Bill Skarsgård plays Pennywise as a darkly whimsical, child-like entity — and it works wonderfully. There’s something very “off” about watching a six-foot-three adult parade around in a gothic-inspired clown costume, gibbering in the tone of a young boy who’s sitting cross-legged on the floor while playing with his toys. When he gets a whiff of his victims’ fears, you can see the saliva build in his mouth, spill over his lip and stream down his chin. That’s a practical-effect delivered by Skarsgård himself, and it’s a weird, welcome addition to the character. The Leper scene: I was slightly underwhelmed, but again — high expectations usually equal much to be desired in the end. Muschietti makes good use of CGI in his film, it neither drowns out key aspects of the book, nor does it take away from the central heart of King’s novel.

The cinematography is gorgeous. If nothing else, IT is a real piece of eye candy. Chung-hoon Chung really sets the atmosphere for this film, each shot a fine work of art. There’s grit and green hue underlying each scene — possibly as a reminder that the reason for Derry’s true perseverance lies within its sewers. The set pieces and real-life city of Port Hope breathe life into the fictional town of Derry, Maine. The attention to detail is exquisite; it’s just as I’d imagined it, not a flaw to be found. Benjamin Wallfisch helps to bring everything full circle with a fantastic score, one that seems partly inspired by another masterful composer, Danny Elfman. And what would this merry band of talent be without its frontman? Andy Muschietti delivers something great. I said “good adaptation,” but I’m not sure anyone could deliver a “great” one. Not without it being something along the lines of a 10-part Netflix limited series — which it almost was, but instead we got Stranger Things, which I’m sure no one is bothered by in the least. The end result of Muschietti’s adaptation is a tightly tethered mash-up of The Goonies and Stand by Me, if that dual-flavored combo were helmed by late master of horror, Wes Craven.

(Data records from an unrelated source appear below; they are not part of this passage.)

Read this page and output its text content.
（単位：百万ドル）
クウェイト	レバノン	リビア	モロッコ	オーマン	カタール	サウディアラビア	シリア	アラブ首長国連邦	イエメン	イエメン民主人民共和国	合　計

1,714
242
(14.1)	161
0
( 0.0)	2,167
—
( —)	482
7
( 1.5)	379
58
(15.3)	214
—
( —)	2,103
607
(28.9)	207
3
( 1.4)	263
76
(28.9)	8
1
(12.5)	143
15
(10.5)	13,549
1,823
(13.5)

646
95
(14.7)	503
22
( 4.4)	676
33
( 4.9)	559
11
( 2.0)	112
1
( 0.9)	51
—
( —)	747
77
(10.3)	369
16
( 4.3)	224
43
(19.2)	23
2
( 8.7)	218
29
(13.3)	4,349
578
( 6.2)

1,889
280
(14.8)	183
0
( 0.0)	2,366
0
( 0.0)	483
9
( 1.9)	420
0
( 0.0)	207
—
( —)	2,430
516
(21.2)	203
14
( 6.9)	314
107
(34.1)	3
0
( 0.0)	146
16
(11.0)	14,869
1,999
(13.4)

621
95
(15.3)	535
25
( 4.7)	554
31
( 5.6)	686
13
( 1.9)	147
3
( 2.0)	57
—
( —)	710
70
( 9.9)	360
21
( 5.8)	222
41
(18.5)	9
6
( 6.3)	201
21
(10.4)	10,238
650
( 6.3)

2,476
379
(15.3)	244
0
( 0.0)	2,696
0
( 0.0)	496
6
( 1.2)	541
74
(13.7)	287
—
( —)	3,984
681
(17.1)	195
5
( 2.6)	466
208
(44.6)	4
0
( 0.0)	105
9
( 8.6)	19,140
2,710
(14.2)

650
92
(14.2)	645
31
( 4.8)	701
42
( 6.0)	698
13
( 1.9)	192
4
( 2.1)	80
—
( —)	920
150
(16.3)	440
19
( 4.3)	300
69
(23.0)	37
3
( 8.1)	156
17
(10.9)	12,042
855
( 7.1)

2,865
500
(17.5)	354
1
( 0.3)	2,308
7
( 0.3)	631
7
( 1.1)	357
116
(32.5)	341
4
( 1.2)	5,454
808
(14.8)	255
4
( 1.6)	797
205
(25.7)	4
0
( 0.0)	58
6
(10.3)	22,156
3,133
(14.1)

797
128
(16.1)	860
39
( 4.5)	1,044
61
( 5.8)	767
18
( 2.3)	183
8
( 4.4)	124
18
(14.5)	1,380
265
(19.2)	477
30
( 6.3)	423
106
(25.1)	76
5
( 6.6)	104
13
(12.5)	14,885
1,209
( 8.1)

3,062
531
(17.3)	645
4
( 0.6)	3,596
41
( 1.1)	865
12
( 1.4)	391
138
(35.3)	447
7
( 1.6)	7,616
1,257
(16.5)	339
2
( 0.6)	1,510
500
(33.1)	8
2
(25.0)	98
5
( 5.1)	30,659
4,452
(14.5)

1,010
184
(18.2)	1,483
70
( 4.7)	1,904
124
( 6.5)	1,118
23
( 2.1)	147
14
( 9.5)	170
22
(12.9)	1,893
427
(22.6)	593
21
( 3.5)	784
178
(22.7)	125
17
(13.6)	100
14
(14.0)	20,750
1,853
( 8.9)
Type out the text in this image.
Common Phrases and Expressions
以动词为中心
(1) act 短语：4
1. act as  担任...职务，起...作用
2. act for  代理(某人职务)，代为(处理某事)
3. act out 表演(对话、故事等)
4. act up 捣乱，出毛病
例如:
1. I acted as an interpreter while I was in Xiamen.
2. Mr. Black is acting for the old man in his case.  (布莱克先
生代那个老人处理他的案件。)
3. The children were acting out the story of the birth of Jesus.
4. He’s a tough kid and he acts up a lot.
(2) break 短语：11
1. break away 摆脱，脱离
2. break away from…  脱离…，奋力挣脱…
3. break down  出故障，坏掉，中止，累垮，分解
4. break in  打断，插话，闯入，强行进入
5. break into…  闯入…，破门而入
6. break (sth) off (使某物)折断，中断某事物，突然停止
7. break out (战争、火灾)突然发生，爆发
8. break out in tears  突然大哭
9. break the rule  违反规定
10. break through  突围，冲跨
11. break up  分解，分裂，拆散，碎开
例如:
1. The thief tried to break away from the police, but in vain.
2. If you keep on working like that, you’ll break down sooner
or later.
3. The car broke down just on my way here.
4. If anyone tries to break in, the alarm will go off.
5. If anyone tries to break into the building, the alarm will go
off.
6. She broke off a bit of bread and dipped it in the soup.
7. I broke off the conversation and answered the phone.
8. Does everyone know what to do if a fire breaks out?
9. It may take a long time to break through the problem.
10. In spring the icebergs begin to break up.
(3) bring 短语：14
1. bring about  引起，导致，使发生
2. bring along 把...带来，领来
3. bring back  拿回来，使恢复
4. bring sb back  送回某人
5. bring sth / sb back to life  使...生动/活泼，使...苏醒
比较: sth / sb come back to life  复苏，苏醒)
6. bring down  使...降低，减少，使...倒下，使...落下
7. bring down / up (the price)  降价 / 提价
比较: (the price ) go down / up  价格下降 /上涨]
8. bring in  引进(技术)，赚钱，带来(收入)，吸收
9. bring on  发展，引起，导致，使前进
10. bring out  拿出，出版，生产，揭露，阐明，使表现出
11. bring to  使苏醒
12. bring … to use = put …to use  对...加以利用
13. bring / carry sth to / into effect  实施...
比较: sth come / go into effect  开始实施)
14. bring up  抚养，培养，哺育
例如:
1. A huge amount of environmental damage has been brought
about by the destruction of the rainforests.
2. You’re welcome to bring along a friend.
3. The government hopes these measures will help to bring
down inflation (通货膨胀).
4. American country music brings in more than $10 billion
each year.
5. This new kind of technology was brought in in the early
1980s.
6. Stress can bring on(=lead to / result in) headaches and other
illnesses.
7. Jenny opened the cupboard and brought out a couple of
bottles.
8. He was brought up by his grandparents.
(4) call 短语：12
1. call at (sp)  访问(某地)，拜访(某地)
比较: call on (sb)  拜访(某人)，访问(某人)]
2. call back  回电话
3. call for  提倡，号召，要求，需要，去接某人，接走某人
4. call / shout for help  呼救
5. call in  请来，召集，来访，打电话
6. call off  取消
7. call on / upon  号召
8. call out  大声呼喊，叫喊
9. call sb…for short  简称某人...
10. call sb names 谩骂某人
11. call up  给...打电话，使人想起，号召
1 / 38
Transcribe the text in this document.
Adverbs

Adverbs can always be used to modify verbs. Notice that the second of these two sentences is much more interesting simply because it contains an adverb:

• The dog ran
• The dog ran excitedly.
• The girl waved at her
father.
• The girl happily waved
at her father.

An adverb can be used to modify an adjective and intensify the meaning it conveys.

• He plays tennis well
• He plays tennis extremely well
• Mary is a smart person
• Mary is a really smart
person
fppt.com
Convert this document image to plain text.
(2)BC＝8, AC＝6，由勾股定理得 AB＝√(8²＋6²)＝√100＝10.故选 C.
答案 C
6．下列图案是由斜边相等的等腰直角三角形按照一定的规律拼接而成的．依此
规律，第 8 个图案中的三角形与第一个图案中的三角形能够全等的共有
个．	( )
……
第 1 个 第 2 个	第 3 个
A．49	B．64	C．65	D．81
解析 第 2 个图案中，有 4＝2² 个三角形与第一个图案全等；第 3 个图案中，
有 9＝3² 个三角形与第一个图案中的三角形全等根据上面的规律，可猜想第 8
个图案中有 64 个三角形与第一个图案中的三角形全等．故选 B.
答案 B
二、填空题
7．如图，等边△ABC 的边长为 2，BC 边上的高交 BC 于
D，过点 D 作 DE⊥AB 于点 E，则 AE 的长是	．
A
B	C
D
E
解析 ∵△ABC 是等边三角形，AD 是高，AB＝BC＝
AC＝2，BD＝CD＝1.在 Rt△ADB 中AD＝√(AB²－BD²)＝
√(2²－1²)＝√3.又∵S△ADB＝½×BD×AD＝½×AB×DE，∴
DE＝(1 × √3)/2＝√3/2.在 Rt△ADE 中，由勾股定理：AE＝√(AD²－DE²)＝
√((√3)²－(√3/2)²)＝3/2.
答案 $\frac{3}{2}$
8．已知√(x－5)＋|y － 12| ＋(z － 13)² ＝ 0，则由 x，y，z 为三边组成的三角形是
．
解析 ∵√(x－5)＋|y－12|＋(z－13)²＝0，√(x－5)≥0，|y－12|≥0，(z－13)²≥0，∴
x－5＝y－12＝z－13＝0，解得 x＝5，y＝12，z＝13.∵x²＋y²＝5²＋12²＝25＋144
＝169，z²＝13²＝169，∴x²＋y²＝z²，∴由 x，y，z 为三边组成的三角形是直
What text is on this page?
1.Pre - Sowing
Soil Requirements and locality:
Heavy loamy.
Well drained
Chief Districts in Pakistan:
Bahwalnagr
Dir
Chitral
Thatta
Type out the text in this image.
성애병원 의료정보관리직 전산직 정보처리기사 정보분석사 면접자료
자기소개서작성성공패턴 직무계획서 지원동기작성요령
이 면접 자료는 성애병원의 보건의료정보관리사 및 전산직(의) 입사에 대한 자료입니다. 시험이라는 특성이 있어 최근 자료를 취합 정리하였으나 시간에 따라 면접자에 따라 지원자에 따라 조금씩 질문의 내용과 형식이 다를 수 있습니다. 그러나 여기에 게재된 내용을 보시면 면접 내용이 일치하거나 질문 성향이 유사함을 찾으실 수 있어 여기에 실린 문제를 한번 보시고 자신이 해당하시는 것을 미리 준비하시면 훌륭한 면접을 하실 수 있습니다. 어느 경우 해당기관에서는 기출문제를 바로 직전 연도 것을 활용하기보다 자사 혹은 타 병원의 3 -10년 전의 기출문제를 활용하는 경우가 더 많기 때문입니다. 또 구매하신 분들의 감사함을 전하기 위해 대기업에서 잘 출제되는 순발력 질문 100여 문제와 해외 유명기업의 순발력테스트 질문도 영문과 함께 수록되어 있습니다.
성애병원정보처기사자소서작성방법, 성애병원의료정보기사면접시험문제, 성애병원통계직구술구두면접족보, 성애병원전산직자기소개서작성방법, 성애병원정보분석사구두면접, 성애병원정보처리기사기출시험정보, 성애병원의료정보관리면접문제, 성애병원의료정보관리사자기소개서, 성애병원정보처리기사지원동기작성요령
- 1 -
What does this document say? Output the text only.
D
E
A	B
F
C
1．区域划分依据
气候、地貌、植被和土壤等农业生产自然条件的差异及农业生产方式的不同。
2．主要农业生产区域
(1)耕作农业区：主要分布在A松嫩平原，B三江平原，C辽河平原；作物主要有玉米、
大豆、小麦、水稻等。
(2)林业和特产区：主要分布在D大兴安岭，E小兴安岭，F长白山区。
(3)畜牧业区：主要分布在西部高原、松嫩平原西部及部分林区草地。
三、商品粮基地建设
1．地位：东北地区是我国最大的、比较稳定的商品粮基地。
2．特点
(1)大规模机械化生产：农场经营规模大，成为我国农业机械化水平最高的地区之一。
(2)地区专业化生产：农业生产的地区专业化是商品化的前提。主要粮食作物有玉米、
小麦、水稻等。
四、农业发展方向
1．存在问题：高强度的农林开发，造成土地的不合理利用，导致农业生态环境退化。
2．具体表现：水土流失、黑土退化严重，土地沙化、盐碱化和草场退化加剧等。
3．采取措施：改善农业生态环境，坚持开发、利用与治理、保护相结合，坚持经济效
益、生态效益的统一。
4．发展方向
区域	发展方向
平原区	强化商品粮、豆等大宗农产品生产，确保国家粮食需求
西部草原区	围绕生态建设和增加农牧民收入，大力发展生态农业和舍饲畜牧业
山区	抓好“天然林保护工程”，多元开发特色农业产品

Stephen King’s IT is first and foremost a coming-of-age story. It’s about kids who come together and experience life-changing events, crossing that invisible divider between childhood and adulthood. It’s loss of innocence, where the veil of naivety is pulled from their eyes by the clutches of an interdimensional, demonic clown named Pennywise. Andy Muschietti hits the marker with this, capturing the spirit of King’s behemoth of a book with 2 hours and 15 minutes of graceful direction. This story resonates with me — and so many others, I’m sure — because it’s so damn relatable. The nostalgia of once-in-a-lifetime friendship; they can be a toxic thing, memories. But, given time, they fade. Not entirely, but enough. Just enough. Like letting a group of balloons go, watching as they ascend the open sky, until it’s a tiny, indistinguishable dot in a sea of blue. You’ll never hold those balloons again, and you’ll never relive those same memories. So let the fuckers float and get some new ones.